O grande problema dessa ofensiva dos lulopetistas é que seu candidato sequer apresentou qualquer projeto, nem ofereceu uma autocrítica convincente sobre os erros dos governos petistas, requerendo de eleitores que não lhe têm como maior preferência a assinatura de uma espécie de “cheque em branco”. Se os adeptos do ex-presidente são menos exigentes nesse sentido, é difícil supor que os eleitores de outras candidaturas o sejam na mesma medida.

As eleições de 2018 demonstraram um considerável desejo de mudança, em que a maioria do eleitorado rejeitou o retorno dos partidos PSDB e PT, que dominaram os governos de 1995 a 2016. Infelizmente, a opção escolhida por essa maioria se mostrou incompetente e irresponsável, tanto para enfrentar os problemas existentes até então quanto para, principalmente, combater a iminência de uma pandemia, resultando na morte de centenas de milhares de pessoas, em dezenas de milhões de desempregados e miseráveis e na queda da renda de mais da metade da população.

Quatro anos depois, esse desejo permanece latente. Mesmo que aparentemente pareça uma minoria, essa fatia do eleitorado merece ser ouvida e respeitada tanto quanto as demais.

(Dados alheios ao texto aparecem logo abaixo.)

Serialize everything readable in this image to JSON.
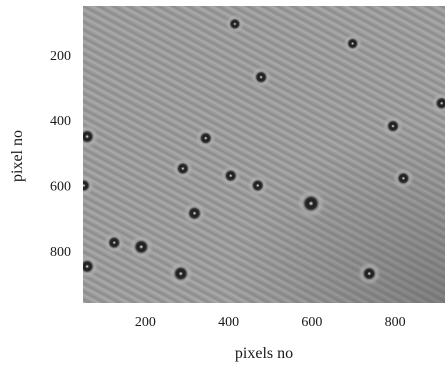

Está consciente de seus anseios e quer tomar a decisão de sua escolha pautada em ideias e propostas que concretamente visem solucionar problemas desafiadores que constituem em uma herança maldita da atual gestão para a sua sucessão. Para isso, precisará que esses problemas sejam discutidos num extenso e transparente debate, algo que parece carecer de disposição por parte dos dois candidatos à frente das pesquisas. Sem essa oportunidade, votar poderá parecer uma mera futilidade e, ao não se sentir devidamente representado, esse eleitorado poderá formar e engrossar uma grande e barulhenta massa de oposição em um futuro não muito distante.